Attorney Brad Hargrave (MedlinHargrave) writes, "Loan originator compensation is one area of Truth in Lending and Regulation Z wherein someone other than a creditor; namely, the loan originator, can also be held liable for a violation. The citation in support of this proposition is found at 15 USC ?1639b(d)(1) which provides, in pertinent part, that 'for purposes of providing a cause of action for any failure by a mortgage originator, other than a creditor, to comply with any requirement under this section, and any regulation prescribed under this section, section 1640 shall be applied with respect to any such failure by substituting 'mortgage originator' for 'creditor' each place such term appears in each such subsection.' And, ?1640 is that section of TILA that imposes civil liability for various TILA violations, including those sections regarding LO Compensation. (I have not addressed the recoupment and setoff issues in the event of foreclosure in the context of the LO, given that an LO would not be the party initiating the foreclosure; and thus, this section really isn't applicable to an LO)."

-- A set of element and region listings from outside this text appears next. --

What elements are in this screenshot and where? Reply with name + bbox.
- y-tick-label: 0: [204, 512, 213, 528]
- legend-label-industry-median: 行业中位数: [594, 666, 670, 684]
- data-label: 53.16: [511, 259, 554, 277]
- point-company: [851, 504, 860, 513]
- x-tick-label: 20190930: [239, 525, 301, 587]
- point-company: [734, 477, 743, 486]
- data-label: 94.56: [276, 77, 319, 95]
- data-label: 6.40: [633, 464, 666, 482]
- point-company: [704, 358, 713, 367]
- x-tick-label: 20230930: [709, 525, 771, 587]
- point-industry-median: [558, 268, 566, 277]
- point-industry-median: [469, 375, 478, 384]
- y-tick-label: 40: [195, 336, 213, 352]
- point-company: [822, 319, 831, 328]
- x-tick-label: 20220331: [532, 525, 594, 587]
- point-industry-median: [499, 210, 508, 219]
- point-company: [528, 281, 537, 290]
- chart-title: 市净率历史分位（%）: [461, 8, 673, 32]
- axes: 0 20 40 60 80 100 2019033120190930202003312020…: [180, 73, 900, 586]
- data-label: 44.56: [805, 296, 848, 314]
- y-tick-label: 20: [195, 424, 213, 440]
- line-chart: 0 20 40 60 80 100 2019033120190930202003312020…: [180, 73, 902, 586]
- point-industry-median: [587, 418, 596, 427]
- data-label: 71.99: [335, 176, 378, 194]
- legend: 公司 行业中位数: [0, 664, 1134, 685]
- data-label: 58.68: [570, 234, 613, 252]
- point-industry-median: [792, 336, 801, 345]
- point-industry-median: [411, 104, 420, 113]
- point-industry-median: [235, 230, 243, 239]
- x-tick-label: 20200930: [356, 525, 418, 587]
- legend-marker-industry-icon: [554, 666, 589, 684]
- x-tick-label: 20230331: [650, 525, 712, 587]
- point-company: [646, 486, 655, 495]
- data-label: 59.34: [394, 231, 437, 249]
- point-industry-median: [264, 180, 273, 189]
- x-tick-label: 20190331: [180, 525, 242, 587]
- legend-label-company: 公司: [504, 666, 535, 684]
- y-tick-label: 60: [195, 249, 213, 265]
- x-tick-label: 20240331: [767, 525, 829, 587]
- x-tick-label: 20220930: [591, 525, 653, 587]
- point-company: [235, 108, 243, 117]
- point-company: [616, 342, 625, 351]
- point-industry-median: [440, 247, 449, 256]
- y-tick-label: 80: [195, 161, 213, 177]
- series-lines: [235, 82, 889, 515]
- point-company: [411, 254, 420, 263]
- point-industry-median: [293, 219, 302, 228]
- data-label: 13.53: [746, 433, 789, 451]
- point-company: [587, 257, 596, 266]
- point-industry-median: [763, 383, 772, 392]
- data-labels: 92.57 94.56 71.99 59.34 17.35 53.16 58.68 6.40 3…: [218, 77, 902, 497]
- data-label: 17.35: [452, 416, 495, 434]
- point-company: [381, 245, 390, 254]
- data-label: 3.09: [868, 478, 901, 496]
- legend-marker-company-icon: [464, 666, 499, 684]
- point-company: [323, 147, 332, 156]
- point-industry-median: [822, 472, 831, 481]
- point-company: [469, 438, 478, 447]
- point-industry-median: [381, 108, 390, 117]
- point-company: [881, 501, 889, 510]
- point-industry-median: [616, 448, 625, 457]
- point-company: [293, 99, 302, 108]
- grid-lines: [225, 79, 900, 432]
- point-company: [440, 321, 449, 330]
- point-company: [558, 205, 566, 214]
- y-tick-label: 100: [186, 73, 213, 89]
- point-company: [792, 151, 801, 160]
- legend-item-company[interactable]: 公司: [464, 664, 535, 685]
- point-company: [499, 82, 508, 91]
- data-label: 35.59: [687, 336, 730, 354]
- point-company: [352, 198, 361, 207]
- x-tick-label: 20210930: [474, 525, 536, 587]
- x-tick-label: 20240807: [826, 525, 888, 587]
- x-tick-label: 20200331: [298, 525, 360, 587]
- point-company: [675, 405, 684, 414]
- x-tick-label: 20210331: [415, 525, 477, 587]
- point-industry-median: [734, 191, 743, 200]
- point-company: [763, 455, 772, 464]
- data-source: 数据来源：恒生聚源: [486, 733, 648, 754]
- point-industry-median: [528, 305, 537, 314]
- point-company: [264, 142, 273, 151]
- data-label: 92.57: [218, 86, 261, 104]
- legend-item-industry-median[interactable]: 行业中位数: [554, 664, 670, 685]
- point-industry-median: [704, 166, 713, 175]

Mr. Hargrave's note continues, "The penalties are potentially severe. In an individual civil action brought by a consumer, the creditor who paid the violative compensation could be liable to the borrower for actual damages, plus twice the amount of any finance charge in the transaction (capped at $4,000), plus an amount equal to the sum of all finance charges and fees paid by the consumer (unless the creditor can demonstrate that the failure to comply is not material), plus reasonable attorneys' fees and court costs if the borrower were to prevail. The loan originator's exposure to such a claim (per 15 USC ? 1639b(d)(2))is the greater of actual damages to the consumer or three times the total amount of direct and indirect compensation paid to the LO in connection with the subject loan, plus the costs to the consumer of the action, including reasonable attorneys' fees. In addition, the CFPB could sue the creditor and the loan originator in Federal District Court and seek any one of a number of remedies, including restitution and/or disgorgement, and appropriate injunctive relief, as to all loans wherein the LO received unlawful compensation. It is also possible that the matter could be referred to another agency for enforcement."